On résume  souvent la réforme de la formation professionnelle à la mise en place du CPF, les nouveaux entretiens professionnels et l’instauration du Conseil en évolution professionnelle… Oublie-t-on certains points avec ce type de synthèse ?

 

Tout dépend du point de vue à partir duquel on observe cette réforme. De fait, la réforme de la formation professionnelle a clairement voulu placer le salarié au cœur de son évolution professionnelle. Et les dispositifs que vous avez cités ont pour objectif de lui permettre d’évoluer plus facilement.

 

Du point de vue de l’entreprise, la vraie question se situe davantage autour des nouveaux modes de financement. Avec la réforme, le financement de la formation va en effet considérablement évoluer.

 

De quelle manière ?

 

Premier important changement, le financement du plan de formation évolue, les entreprises de plus de 300 salariés n’étant plus obligées d’y contribuer. Dès lors, ce plan va devenir un important enjeu de négociation pour les responsables formations qui vont devoir expliquer le bien fondé des formations qu’ils estiment nécessaires à leur direction financière ou à leur direction générale. Alors que la formation était une simple obligation à laquelle les entreprises se pliaient, cet élément va devenir un enjeu dont il va falloir discuter en interne. Un enjeu stratégique qui va impliquer de grandes composantes des entreprises.

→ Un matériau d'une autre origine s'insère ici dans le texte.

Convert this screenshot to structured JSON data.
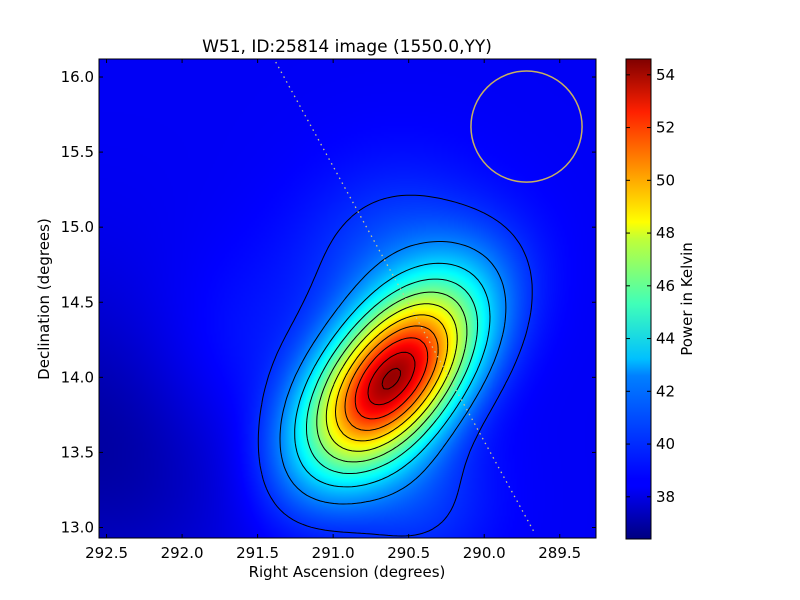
{
  "chart_data": {
    "type": "heatmap",
    "title": "W51, ID:25814 image (1550.0,YY)",
    "xlabel": "Right Ascension (degrees)",
    "ylabel": "Declination (degrees)",
    "colorbar_label": "Power in Kelvin",
    "xlim": [
      292.55,
      289.26
    ],
    "ylim": [
      12.93,
      16.12
    ],
    "x_ticks": [
      292.5,
      292.0,
      291.5,
      291.0,
      290.5,
      290.0,
      289.5
    ],
    "x_tick_labels": [
      "292.5",
      "292.0",
      "291.5",
      "291.0",
      "290.5",
      "290.0",
      "289.5"
    ],
    "y_ticks": [
      13.0,
      13.5,
      14.0,
      14.5,
      15.0,
      15.5,
      16.0
    ],
    "y_tick_labels": [
      "13.0",
      "13.5",
      "14.0",
      "14.5",
      "15.0",
      "15.5",
      "16.0"
    ],
    "colorbar_range": [
      36.4,
      54.6
    ],
    "colorbar_ticks": [
      38,
      40,
      42,
      44,
      46,
      48,
      50,
      52,
      54
    ],
    "colorbar_tick_labels": [
      "38",
      "40",
      "42",
      "44",
      "46",
      "48",
      "50",
      "52",
      "54"
    ],
    "colormap": "jet",
    "peak": {
      "ra": 290.62,
      "dec": 13.98,
      "value": 54.5
    },
    "background_level": 38.5,
    "contour_levels": [
      39.5,
      41.0,
      42.5,
      44.0,
      45.5,
      47.0,
      48.5,
      50.0,
      51.5,
      53.0,
      54.0
    ],
    "beam_circle": {
      "ra": 289.72,
      "dec": 15.67,
      "radius_deg": 0.37,
      "color": "#c8b060"
    },
    "galactic_plane_line": {
      "points": [
        [
          291.38,
          16.1
        ],
        [
          289.67,
          12.97
        ]
      ],
      "color": "#c8c890",
      "style": "dotted"
    }
  }
}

Pour résumer, l’obligation de financer le plan de formation laisse la place à une obligation de former ses collaborateurs pour maintenir leur employabilité. D’une obligation fiscale, on passe à une obligation d’ordre social.

 

Ce faisant on « oblige » les entreprises à davantage s’impliquer en matière de formation…

 

Il s’agira en effet pour elles de gérer de manière différente leurs collaborateurs et de garder constamment en tête la nécessité de les faire évoluer professionnellement. Nous allons ainsi vers une gestion prévisionnelle des emplois et des compétences bien plus précise et plus active. Et cette stratégie fera l’objet de contrôles réguliers puisque tous les six ans seront vérifiées les augmentations, les formations et les évolutions proposées par les entreprises à leurs salariés. Avec pour ces dernières l’obligation d’avoir procédé à au moins deux de ces trois actions.

 

Derrière ces contraintes, l’objectif de la réforme est très clair et en faveur de l’évolution professionnelle.

 

On évoque 500 000 ouvertures de comptes depuis le 1er janvier. Cette statistique paraît tout de même encourageante…

 

Certes, mais il faut la comparer au total des actifs… Comme toute grande évolution, la réforme de la formation professionnelle doit encore prendre son élan. Et il est vrai que ce n’est pas simple car le CPF et tous les autres changements engagés au 1er janvier ont souffert d’un vrai déficit d’information. Le public connaît encore mal la réforme, et ne sait pas, la plupart du temps, quelles formations seront désormais financées au titre du CPF. Parcours diplômants, certifiants ou qualifiants, tout le monde ne comprend pas encore quels parcours sont concernés, d’autant que tout n’est pas encore parfaitement décidé.